Plenary C: Developing Tools for Global Neuropsychological Assessment

Course Date: Thursday, February 02, 2023

Course Time: 10:45 - 11:40 (10:45 AM - 11:40 AM)

Timezone: America/Los_Angeles

Credit Hours: 1
Instructor(s) David J. Schretlen

Level of Instruction: Intermediate

David J. Schretlen, PhD

Professor of Medical Psychology and Radiology

The Johns Hopkins University School of Medicine

Location: Town & Country Ballroom A 

Credit Hours: 1.0

Level of Instruction: Intermediate

Plenary C: Developing Tools for Global Neuropsychological Assessment

Abstract & Learning Objectives:

During the 20th century, neuropsychology emerged as a research and clinical specialty, predominantly—though not exclusively—in Western Europe and North America. Formation of the International Neuropsychological Society has done much to foster globalization of the discipline, though we have yet to develop neuropsychological assessment instruments that are suitable for worldwide use. Test publishers have few financial incentives to undertake the development, standardization, and normative data collection required to create cognitive tests for worldwide use. And health-related funding organizations typically prioritize disease-focused etiologic, mechanistic, and treatment research in their resource allocation. Thus, developing such tools will likely require clinical data and other contributions from the entire international community of neuropsychologists. In this address, I will focus on two approaches to developing tests and norms that are suitable to global use, along with ongoing efforts and progress to date in each. I will also appeal to every member of the international community of neuropsychologists to help turn this vision into a reality now.

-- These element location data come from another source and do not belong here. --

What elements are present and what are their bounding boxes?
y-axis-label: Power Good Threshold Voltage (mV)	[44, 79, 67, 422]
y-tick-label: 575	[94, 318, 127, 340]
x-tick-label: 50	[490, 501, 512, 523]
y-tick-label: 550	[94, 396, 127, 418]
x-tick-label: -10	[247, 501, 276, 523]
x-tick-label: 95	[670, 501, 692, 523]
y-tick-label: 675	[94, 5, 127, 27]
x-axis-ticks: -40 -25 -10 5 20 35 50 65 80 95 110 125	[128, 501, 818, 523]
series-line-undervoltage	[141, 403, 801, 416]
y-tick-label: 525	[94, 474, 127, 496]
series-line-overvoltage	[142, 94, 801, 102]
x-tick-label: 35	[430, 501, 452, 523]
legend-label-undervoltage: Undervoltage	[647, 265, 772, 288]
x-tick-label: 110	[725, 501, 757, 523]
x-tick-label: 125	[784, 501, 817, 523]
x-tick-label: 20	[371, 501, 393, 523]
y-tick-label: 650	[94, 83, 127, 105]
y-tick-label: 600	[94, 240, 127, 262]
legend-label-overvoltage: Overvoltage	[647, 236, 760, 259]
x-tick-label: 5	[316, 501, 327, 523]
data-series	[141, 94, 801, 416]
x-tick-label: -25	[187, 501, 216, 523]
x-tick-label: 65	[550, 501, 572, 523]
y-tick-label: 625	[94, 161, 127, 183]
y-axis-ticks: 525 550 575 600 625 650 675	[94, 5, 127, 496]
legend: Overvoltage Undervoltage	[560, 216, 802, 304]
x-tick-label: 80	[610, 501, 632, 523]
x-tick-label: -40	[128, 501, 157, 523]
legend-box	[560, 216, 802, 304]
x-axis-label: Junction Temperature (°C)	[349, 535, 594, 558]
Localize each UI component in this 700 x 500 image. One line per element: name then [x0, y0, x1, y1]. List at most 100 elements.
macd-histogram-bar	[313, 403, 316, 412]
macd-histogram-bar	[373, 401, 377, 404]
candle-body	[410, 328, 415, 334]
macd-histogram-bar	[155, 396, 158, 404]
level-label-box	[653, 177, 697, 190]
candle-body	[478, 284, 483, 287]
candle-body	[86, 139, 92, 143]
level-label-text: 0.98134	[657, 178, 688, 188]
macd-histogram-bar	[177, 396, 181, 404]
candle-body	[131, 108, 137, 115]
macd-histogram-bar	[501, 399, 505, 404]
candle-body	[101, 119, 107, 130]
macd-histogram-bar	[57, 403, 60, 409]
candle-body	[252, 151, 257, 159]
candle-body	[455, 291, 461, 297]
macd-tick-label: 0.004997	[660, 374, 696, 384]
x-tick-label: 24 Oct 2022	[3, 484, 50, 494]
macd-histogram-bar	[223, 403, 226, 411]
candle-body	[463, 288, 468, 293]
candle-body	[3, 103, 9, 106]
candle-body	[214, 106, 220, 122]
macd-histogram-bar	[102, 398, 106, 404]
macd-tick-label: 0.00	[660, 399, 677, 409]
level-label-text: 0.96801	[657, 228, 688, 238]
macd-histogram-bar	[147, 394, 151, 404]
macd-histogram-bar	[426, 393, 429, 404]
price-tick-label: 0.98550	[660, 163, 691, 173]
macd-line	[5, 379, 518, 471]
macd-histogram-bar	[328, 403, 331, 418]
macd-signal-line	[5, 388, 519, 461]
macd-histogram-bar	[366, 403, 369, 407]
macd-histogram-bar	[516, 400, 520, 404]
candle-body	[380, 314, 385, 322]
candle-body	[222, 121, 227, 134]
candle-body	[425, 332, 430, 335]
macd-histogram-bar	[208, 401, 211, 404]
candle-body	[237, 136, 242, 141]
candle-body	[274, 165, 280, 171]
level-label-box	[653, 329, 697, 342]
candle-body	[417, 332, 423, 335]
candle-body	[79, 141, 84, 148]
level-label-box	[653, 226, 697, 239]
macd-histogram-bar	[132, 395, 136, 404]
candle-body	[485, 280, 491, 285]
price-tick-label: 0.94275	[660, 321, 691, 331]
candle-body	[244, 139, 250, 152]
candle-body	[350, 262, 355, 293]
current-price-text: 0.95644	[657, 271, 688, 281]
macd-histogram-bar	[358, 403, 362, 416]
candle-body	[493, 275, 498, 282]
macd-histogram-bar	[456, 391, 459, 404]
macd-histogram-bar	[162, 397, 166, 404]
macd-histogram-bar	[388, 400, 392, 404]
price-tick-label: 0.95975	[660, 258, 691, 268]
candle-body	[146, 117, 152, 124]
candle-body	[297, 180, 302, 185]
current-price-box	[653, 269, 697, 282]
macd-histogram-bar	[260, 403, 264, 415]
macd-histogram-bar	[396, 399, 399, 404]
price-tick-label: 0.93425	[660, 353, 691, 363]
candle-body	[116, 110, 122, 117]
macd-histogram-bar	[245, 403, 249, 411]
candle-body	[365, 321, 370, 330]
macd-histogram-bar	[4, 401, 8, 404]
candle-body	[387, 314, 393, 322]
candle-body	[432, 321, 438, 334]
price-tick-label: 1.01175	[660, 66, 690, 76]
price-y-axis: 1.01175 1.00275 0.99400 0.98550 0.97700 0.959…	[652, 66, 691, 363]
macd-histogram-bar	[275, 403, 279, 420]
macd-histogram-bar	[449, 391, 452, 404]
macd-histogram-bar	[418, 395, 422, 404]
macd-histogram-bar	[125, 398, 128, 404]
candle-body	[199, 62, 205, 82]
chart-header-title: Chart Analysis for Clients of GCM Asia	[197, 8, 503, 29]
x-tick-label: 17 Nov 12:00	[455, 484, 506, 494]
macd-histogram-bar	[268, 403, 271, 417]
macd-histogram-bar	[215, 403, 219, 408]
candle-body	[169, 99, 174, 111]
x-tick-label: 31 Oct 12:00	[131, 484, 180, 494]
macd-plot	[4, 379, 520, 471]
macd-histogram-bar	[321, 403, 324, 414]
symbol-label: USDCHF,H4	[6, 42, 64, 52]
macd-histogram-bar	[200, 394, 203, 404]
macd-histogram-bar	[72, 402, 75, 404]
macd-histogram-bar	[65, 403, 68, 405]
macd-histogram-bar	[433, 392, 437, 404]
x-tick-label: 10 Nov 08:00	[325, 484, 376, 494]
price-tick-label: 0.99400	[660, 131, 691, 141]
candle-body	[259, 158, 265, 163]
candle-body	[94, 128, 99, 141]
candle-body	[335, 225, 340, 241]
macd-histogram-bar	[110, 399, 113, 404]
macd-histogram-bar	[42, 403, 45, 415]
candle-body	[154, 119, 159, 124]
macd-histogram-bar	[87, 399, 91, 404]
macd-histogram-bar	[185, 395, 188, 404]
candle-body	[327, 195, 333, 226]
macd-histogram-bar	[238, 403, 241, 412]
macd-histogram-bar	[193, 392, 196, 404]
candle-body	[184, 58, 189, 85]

Upon conclusion of this course, learners will be able to:

1. Describe two fundamental approaches to developing neuropsychological tests that are appropriate for international use.

2. Explain at least one strength and limitation of each approach to global test and regression-based norms development.

3. Assess how to personally engage in a project that aims to provide contributors with free access to a global neuropsychological test battery that is suitable for use worldwide in multiple languages.

Speaker Biography:

David Schretlen, PhD is a Professor and Director of the Division of Medical Psychology in the Department of Psychiatry and Behavioral Sciences of the Johns Hopkins University School of Medicine. He holds a joint appointment in the Department of Radiology. He is a board-certified neuropsychologist and Fellow of the APA and APS. Dr. Schretlen completed his doctorate in clinical psychology at the University of Arizona in 1986, an internship at McLean Hospital, Harvard Medical School, and a post-doctoral residency in neuropsychology at the UCLA Neuropsychiatric Institute. He has served as a grant reviewer for the National Institutes of Health and on the editorial boards of several scientific journals. He authored 400 articles, monographs, book chapters, and abstracts, along with three neuropsychological tests and software designed to increase the precision of neuropsychological measures for persons of diverse backgrounds. Dr. Schretlen founded and directs the International Neuropsychological Normative Database Initiative (INNDI;, and Global Neuropsychology, Inc. (GNI;, both of which are developing global norms for neurocognitive tests.